Thank you so much for your previous help. I've modified it a bit so that I can use two ADCs each operating at a 32kHz sample rate, giving me a 64kHz sample rate. Now I'm trying to increase this to 1MHz. However, I'm unable to trigger the sampling at this rate using a timer. Switching to continuous sampling mode hasn't resolved the issue either. Using continuous sampling mode by :
ADC1_InitStructure.ADC_ContinuousConvMode = ENABLE;
ADC2_InitStructure.ADC_ContinuousConvMode = ENABLE;
or using a timer triggering at a very high frequency will give me sampling results similar to the following:

I wonder if this board support higher speed sampling? Because I saw that the STM32 official website has an example code for high-speed sampling in continuous mode.

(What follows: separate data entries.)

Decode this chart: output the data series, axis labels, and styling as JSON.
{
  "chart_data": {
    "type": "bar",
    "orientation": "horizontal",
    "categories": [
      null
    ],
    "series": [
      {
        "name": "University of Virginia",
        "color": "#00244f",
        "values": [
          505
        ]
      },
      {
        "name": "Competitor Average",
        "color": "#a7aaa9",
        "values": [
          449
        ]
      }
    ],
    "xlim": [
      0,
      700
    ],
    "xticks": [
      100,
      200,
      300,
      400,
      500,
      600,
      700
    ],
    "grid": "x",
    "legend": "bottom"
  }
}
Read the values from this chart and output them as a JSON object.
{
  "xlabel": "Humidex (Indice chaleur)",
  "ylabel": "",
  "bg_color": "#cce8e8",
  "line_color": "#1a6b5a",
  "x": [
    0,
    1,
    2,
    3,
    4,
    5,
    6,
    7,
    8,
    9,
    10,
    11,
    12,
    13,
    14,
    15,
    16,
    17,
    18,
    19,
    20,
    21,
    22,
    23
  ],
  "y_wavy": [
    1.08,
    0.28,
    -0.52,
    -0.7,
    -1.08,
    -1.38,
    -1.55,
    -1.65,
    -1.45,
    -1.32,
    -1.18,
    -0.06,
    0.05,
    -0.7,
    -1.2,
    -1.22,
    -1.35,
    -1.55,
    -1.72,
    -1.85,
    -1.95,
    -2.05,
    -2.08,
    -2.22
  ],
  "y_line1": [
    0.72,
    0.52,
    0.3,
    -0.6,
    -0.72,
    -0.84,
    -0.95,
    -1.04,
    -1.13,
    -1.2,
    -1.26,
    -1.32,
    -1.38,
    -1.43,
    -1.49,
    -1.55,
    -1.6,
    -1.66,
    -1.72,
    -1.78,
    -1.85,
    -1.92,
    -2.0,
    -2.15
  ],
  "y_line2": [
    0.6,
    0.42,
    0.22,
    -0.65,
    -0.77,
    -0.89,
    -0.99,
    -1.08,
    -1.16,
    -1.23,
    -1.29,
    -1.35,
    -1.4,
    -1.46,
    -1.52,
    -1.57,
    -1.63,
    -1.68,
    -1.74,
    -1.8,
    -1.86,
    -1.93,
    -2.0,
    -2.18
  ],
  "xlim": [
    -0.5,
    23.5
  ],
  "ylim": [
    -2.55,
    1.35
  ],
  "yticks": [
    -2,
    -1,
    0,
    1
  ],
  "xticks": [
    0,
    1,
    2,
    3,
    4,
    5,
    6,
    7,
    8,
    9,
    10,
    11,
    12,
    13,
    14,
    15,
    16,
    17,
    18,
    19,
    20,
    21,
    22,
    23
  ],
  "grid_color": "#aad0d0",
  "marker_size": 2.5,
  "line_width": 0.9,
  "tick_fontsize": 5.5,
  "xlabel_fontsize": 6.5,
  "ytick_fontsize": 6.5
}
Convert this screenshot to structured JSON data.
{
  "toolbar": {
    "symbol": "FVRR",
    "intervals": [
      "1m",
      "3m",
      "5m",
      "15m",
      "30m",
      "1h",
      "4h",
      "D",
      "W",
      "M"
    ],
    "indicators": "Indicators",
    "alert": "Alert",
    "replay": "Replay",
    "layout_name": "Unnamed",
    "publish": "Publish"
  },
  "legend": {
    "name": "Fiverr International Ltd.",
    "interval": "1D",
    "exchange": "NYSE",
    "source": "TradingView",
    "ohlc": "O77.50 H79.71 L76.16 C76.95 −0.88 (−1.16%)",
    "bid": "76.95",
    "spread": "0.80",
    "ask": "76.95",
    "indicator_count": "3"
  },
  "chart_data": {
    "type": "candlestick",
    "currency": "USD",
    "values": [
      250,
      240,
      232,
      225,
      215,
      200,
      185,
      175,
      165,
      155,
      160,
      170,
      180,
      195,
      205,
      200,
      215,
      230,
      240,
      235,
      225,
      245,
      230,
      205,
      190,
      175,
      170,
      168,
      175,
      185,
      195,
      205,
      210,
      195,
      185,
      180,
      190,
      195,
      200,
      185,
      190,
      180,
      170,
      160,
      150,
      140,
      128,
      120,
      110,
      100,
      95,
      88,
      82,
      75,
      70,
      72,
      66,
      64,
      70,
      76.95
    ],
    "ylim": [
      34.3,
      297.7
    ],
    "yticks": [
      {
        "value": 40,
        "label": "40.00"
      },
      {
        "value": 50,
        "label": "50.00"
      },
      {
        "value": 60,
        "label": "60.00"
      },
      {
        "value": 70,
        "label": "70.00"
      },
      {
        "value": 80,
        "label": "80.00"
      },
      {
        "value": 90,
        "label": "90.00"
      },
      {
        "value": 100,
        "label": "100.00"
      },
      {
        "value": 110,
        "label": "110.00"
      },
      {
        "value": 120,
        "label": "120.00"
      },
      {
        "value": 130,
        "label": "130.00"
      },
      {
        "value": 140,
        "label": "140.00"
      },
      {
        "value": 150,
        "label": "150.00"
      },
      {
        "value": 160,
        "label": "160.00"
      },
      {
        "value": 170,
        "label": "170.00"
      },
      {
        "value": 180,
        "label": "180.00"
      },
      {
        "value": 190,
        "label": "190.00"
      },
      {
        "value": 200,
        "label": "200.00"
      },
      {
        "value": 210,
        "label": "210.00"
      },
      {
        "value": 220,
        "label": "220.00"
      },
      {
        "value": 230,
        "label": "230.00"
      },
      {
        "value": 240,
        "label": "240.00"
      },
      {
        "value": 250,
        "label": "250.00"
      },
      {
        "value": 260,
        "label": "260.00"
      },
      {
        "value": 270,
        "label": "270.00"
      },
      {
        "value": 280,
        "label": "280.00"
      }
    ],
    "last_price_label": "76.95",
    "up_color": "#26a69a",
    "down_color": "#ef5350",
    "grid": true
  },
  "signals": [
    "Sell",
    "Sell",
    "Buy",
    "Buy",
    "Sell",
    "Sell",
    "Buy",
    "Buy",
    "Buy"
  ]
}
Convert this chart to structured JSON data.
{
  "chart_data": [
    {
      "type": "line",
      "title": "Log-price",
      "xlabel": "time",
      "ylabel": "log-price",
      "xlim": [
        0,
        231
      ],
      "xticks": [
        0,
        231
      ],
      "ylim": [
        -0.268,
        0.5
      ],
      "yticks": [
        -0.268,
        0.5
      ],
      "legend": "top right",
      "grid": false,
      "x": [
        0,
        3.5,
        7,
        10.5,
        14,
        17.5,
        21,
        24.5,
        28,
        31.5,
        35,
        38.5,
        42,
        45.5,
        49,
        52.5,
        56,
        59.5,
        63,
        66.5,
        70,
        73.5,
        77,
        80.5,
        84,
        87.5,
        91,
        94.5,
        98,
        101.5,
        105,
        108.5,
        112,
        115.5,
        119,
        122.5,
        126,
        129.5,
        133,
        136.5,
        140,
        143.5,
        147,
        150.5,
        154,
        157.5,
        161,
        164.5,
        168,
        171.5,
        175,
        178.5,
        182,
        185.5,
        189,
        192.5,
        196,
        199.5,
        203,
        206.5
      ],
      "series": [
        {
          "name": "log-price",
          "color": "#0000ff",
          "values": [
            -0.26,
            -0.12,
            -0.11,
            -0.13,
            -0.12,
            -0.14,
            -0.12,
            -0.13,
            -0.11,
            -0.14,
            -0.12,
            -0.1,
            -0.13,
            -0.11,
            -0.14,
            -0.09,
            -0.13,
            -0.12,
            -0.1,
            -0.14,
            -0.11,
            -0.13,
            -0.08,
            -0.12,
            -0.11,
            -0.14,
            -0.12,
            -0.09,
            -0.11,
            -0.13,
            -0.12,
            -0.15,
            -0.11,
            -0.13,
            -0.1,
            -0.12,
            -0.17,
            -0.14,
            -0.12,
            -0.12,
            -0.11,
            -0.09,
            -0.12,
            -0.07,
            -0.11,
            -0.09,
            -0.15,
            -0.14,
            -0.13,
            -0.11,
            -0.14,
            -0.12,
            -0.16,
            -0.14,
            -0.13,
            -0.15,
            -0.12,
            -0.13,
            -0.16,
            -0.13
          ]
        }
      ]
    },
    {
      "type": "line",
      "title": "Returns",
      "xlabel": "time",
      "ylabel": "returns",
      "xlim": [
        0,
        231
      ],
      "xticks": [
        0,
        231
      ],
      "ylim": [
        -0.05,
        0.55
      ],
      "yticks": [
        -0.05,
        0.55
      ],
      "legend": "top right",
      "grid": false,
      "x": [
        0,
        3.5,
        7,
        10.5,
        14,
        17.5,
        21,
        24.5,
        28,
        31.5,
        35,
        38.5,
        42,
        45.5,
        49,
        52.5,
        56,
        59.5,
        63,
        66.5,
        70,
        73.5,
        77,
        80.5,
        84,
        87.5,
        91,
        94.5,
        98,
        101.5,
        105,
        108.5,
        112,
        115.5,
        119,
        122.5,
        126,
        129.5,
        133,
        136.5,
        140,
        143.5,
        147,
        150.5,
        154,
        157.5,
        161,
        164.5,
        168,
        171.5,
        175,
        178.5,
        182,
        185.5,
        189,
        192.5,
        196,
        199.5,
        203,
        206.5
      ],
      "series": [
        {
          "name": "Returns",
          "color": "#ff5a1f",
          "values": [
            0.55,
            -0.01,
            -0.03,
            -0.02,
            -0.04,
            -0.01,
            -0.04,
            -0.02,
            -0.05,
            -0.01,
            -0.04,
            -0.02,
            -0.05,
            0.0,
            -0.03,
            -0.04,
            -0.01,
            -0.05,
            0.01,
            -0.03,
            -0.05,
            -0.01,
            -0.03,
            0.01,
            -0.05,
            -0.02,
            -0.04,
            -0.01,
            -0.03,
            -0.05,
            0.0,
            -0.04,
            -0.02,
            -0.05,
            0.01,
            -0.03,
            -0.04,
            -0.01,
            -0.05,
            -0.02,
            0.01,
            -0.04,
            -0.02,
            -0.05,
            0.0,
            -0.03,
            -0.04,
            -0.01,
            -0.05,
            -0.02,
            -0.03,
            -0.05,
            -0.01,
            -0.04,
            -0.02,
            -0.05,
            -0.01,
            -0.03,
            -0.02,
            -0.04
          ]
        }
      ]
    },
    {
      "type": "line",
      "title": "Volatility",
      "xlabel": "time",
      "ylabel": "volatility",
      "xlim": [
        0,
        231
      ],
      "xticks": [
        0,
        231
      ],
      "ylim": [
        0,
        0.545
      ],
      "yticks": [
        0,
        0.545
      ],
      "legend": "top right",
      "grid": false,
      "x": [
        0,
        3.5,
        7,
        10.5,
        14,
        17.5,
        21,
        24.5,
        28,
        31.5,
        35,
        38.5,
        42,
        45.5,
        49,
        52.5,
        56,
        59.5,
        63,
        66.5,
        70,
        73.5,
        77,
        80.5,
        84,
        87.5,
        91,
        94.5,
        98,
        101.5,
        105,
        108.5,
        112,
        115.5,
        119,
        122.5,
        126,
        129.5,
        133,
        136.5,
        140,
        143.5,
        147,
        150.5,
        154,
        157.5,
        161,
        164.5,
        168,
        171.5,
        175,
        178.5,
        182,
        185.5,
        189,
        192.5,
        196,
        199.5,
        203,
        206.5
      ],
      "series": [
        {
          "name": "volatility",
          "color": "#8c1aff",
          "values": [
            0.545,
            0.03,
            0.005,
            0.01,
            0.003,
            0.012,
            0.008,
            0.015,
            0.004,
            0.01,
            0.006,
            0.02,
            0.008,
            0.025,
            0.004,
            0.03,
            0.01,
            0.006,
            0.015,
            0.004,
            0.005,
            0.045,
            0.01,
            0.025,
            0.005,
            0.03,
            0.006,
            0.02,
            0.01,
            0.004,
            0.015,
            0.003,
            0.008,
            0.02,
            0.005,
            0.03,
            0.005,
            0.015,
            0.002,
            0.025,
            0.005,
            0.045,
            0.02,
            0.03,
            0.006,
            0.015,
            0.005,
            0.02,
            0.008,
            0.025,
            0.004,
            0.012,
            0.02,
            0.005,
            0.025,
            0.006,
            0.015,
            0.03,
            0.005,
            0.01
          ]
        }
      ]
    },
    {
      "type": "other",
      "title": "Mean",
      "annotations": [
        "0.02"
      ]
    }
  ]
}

I never tried it that fast, but it should work. However things that come to mind:

I think there's a divisor on the timer that may need to be changed to set that speed.

What are you doing with the samples? With only 50K of RAM or so, you'll be filling the buffer at very high speeds. This means the buffer full interrupt will be firing so often that the system will probably fail to function properly. At that rate I don't even think you could even run something simple like a FFT on it. You definitely cannot write it to the network and even a serial logging message will take too long at one per buffer.


I want to sample a signal around 100kHz, but its duration is very short, and I only need to sample about 1ms. Do you mean the RAM is not big enough and will cause some failure?